Posting pictures to your MySpace group
Click the Upload Image link on your group’s main page to access MySpace’s screen for posting images to your group. You may even want to start uploading photos right after you create the group. If you’re in a car group, post some pictures of your latest trip to the dealership. A music group might appreciate seeing your snapshots from a concert. Let your imagination run wild.
Your group can also have a default image the same way your profile does.
Inviting others to join your MySpace group
Click the Groups link at the top of your profile page, select My Groups from the menu on the upper-left side of the page, and click the name of your group. You should notice a Moderator image just below your picture. Congratulations on your new title!
In the top-right of your page, click the Invite Others button.
You can select people from your Friend List to invite, or you can search for other MySpace users to bring in. After they accept (hey, why not be optimistic here?), they can see your group and participate in the bulletins, forums, and pictures your group hosts (assuming you’ve activated those options).
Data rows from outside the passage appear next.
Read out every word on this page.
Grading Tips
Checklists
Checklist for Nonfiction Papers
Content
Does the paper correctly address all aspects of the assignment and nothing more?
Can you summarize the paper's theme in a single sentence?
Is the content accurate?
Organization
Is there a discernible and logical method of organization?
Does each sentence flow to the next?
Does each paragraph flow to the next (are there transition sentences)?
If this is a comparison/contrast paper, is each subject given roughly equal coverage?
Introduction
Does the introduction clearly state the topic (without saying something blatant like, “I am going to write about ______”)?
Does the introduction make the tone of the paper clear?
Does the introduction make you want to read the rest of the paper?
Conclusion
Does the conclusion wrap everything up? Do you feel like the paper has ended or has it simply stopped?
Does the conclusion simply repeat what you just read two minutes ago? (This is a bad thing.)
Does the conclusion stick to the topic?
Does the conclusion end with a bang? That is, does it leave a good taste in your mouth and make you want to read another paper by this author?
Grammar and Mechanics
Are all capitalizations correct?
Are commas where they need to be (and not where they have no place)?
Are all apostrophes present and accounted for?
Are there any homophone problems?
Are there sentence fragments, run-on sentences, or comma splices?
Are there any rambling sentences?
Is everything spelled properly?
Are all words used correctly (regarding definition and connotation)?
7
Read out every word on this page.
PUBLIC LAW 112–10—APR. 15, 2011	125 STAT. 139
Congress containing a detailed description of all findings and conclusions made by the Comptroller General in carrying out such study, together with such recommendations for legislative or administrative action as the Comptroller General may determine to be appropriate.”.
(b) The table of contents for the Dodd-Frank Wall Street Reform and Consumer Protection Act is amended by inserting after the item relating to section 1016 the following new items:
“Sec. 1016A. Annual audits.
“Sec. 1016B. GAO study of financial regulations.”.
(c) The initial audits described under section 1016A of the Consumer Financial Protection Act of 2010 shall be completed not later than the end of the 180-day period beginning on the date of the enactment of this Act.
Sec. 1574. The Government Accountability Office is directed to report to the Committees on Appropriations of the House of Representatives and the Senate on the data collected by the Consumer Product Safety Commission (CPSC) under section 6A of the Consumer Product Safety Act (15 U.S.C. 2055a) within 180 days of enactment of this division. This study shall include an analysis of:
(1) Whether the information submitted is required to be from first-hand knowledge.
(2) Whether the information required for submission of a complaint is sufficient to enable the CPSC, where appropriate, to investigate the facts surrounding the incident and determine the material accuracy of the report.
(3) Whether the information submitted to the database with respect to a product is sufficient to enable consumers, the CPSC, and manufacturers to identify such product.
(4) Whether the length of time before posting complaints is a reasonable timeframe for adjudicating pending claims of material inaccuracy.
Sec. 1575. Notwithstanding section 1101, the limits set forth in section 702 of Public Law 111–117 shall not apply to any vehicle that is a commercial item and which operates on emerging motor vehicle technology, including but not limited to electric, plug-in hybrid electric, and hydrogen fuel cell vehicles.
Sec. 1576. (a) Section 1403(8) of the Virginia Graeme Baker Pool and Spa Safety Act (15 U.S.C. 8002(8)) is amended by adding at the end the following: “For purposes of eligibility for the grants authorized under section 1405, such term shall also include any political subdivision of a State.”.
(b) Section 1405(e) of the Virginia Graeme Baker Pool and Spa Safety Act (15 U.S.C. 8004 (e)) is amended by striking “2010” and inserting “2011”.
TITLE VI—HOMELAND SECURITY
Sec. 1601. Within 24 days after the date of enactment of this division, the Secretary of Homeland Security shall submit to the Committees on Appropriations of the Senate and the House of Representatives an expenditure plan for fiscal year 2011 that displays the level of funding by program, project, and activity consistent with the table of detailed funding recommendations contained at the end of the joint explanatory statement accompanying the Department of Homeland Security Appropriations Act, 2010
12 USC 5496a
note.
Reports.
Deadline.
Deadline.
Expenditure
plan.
Posting a bulletin to your MySpace group
To post a bulletin for your group, click the Post Bulletin link on your group’s main page. For example, people in your Italian movie group would probably like to know about the film festival going on right now just down the road from you. Send out periodic updates about your group and the members, too.
Posting a topic in your MySpace group
If you have the urge to post a topic for your group, click the Post Topic link on your group’s main page. This command sets up a discussion topic in your forum. Group members can post about that topic, and you can get a dialogue going from there.
Keeping your MySpace group focused
Because your group probably has a particular focus — say, a group of book fans — try to keep the discussion focused on those matters. If a group doesn’t seem to have much purpose or focus, people tend to lose interest — and then they stop checking back in. The title of Moderator means it’s your responsibility to guide the discussion and activities along.